Wanda

19 Jun

We met Wanda when we moved to Philadelphia so George could go to grad school at the University of Pennsylvania.  We became RAs at Hill House, one of the “special” dorms on campus.  Wanda was the other RA on our floor.  We were the hicks from the West, and the others were all savvy Ivy League East Coasters.  Wanda was the savviest of all–from New York, she was both of the black community and also at home with upscale preppie sorts, since her intellect had allowed her to attend Chapin, one of the snootiest of the uptown New York schools.  Wanda taught me everything I know about being black  in America.  I had had a black boyfriend once, but that was all “oh baby, baby” stuff, and I really had never been around many black people in my life.  Wanda and her friends liked us, because we were just so curious about everything, and wanted to hang around with them.  I guess that’s why we hit it off so well. We had SUCH FUN! As Wanda told me later, she loved watching the snobs who ran Hill House be disarmed by our intellect, demolishing their preconceived ideas that we were “none too bright hippies,” as she said the Master of the House had called us.

Wanda is probably the most sensibly intelligent person I know–and a great dancer.  She laughed so hard at how bad we were at dancing–just couldn’t believe how white we were in that respect!  One time she and her friends Cora Lee and Linda Hilliard tried to corn row my hair–I just could NOT sit still, which they found quite amusing, and they found my hair to be absolutely baffling.  We played the card games and drinking games that blacks like so much, and we recited all the verses to “The Revolution will Not Be Televised”.   We stayed in touch after grad school, and she came to visit us in Fort Worth when I was pregnant with Max.  She wanted to see me pregnant, and thought it would be good for me to have a kid, because it would teach me patience.

Once we went to Australia, we really lost touch, although we occasionally sent Christmas card messages.  When I went back to Bryn Mawr to give a lecture, I contacted her again–and found out she had married David!  I had heard about this guy before, so I knew he was someone special, if he had won Wanda’s hand.  She waited so long, and had so many amorous adventures, before she got married to David at 40!  She took on his children as well, at least part of the time. They were so good together, and David was such an ethical, interesting, interested man.  He travelled the world, teaching people in other countries how to run ethical businesses. We became Facebook friends (Wanda is not into such things), where we talked about books (he read voraciously) and mutual interests.  They had a lovely home in one of the first integrated neighborhoods in Philadelphia, and David sang in the choir at the White Rock Baptist Church–probably one of the only white faces in the bunch!

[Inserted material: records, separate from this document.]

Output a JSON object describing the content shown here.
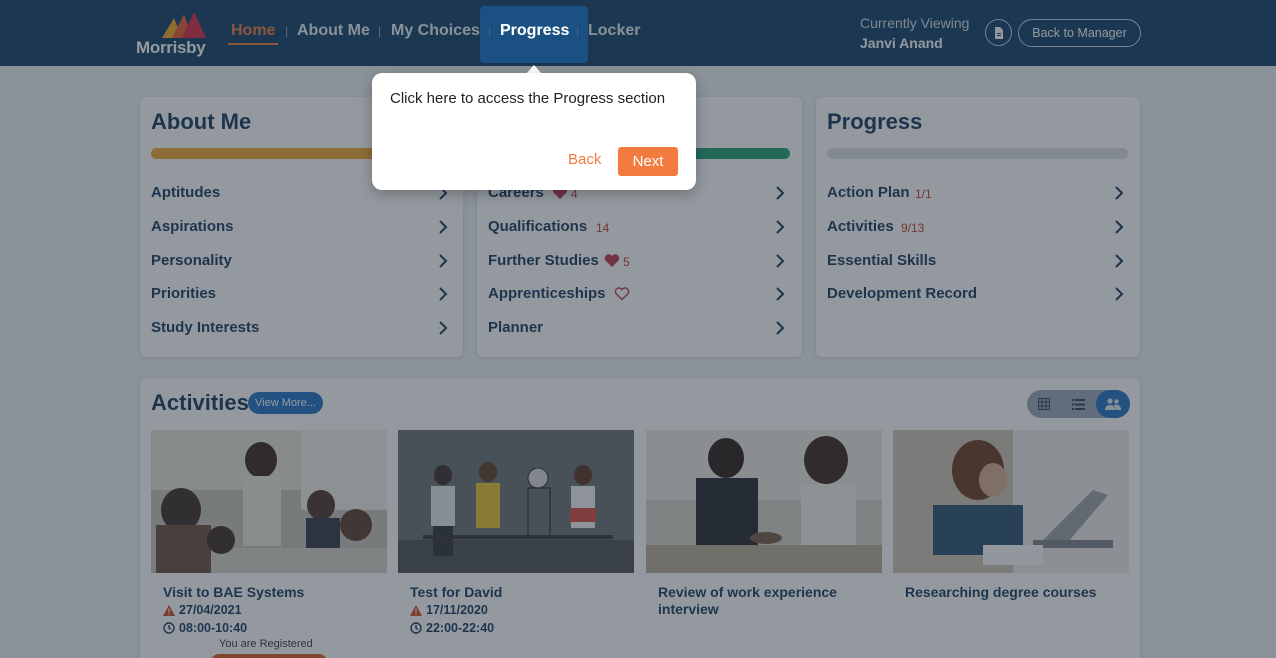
{
  "nav": {
    "logo_text": "Morrisby",
    "items": [
      {
        "label": "Home"
      },
      {
        "label": "About Me"
      },
      {
        "label": "My Choices"
      },
      {
        "label": "Progress"
      },
      {
        "label": "Locker"
      }
    ],
    "separator": "|",
    "viewing_label": "Currently Viewing",
    "viewing_name": "Janvi Anand",
    "back_to_manager": "Back to Manager",
    "colors": {
      "bg": "#0e3a63",
      "active": "#f07a3c",
      "highlight": "#155fa3"
    }
  },
  "about_me": {
    "title": "About Me",
    "bar_color": "#f0a630",
    "items": [
      {
        "label": "Aptitudes"
      },
      {
        "label": "Aspirations"
      },
      {
        "label": "Personality"
      },
      {
        "label": "Priorities"
      },
      {
        "label": "Study Interests"
      }
    ]
  },
  "my_choices": {
    "bar_color": "#1f9e6e",
    "items": [
      {
        "label": "Careers",
        "meta": "4",
        "heart": "filled"
      },
      {
        "label": "Qualifications",
        "meta": "14"
      },
      {
        "label": "Further Studies",
        "meta": "5",
        "heart": "filled"
      },
      {
        "label": "Apprenticeships",
        "heart": "outline"
      },
      {
        "label": "Planner"
      }
    ]
  },
  "progress": {
    "title": "Progress",
    "items": [
      {
        "label": "Action Plan",
        "meta": "1/1"
      },
      {
        "label": "Activities",
        "meta": "9/13"
      },
      {
        "label": "Essential Skills"
      },
      {
        "label": "Development Record"
      }
    ]
  },
  "activities": {
    "title": "Activities",
    "view_more": "View More...",
    "view_modes": [
      "grid-icon",
      "list-icon",
      "people-icon"
    ],
    "active_view": "people-icon",
    "tiles": [
      {
        "title": "Visit to BAE Systems",
        "date": "27/04/2021",
        "time": "08:00-10:40",
        "status": "You are Registered"
      },
      {
        "title": "Test for David",
        "date": "17/11/2020",
        "time": "22:00-22:40"
      },
      {
        "title": "Review of work experience interview"
      },
      {
        "title": "Researching degree courses"
      }
    ]
  },
  "tooltip": {
    "text": "Click here to access the Progress section",
    "back": "Back",
    "next": "Next"
  }
}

Wanda spent much time last year worrying about and praying for her friend Linda Frank, who had breast cancer. (We knew Linda at Penn, too, and we became FB friends–to play Scrabble and talk about baseball).  That’s the kind of friend Wanda is. Linda has now recovered, but Wanda continued to send messages about her. It was so nice to be back in communication with her.

And then at the beginning of this year, Wanda sent an email saying David was having trouble with pain in his legs.  The next note shared the terrible news that the doctors had found a rare spinal cancer, and he was paralyzed from the waist down.  David was unbelievably brave and forthright about his situation, writing beautifully insightful ruminations on how he was going to fight this affliction.

But this was not going to have a happy ending, I knew it.  Last week, at the age of 60, and with his entire family around him, he passed away in hospice.  No words can describe how Wanda must be feeling, I know.  One of the things that has always amazed me about her, however, is that she has rock solid faith in God.  As a non-believer, I have always wanted to talk to her about how she has faith–I know she does, but I just don’t know how she does.  But now I envy her this faith. It will sustain her through this terrible, terrible loss.  I want to be there for her, and I hope I can go visit in a little while, when she will need some continuing comfort.  But the incredible lesson now is that all of her friends–and especially Linda Frank, who has been with her every step of the way–are enveloping her with love and support.  I got a call late last night from one of the Penn friends, who wanted to make sure I knew about the upcoming services. I haven’t heard from this man in over 30 years–and it was as if we had just spoken last week.  The circle is unbroken.  We will be there in spirit, and Michael will pass that message on to my beautiful friend Wanda, who does not deserve this loss, but who will endure and be sustained by love and light.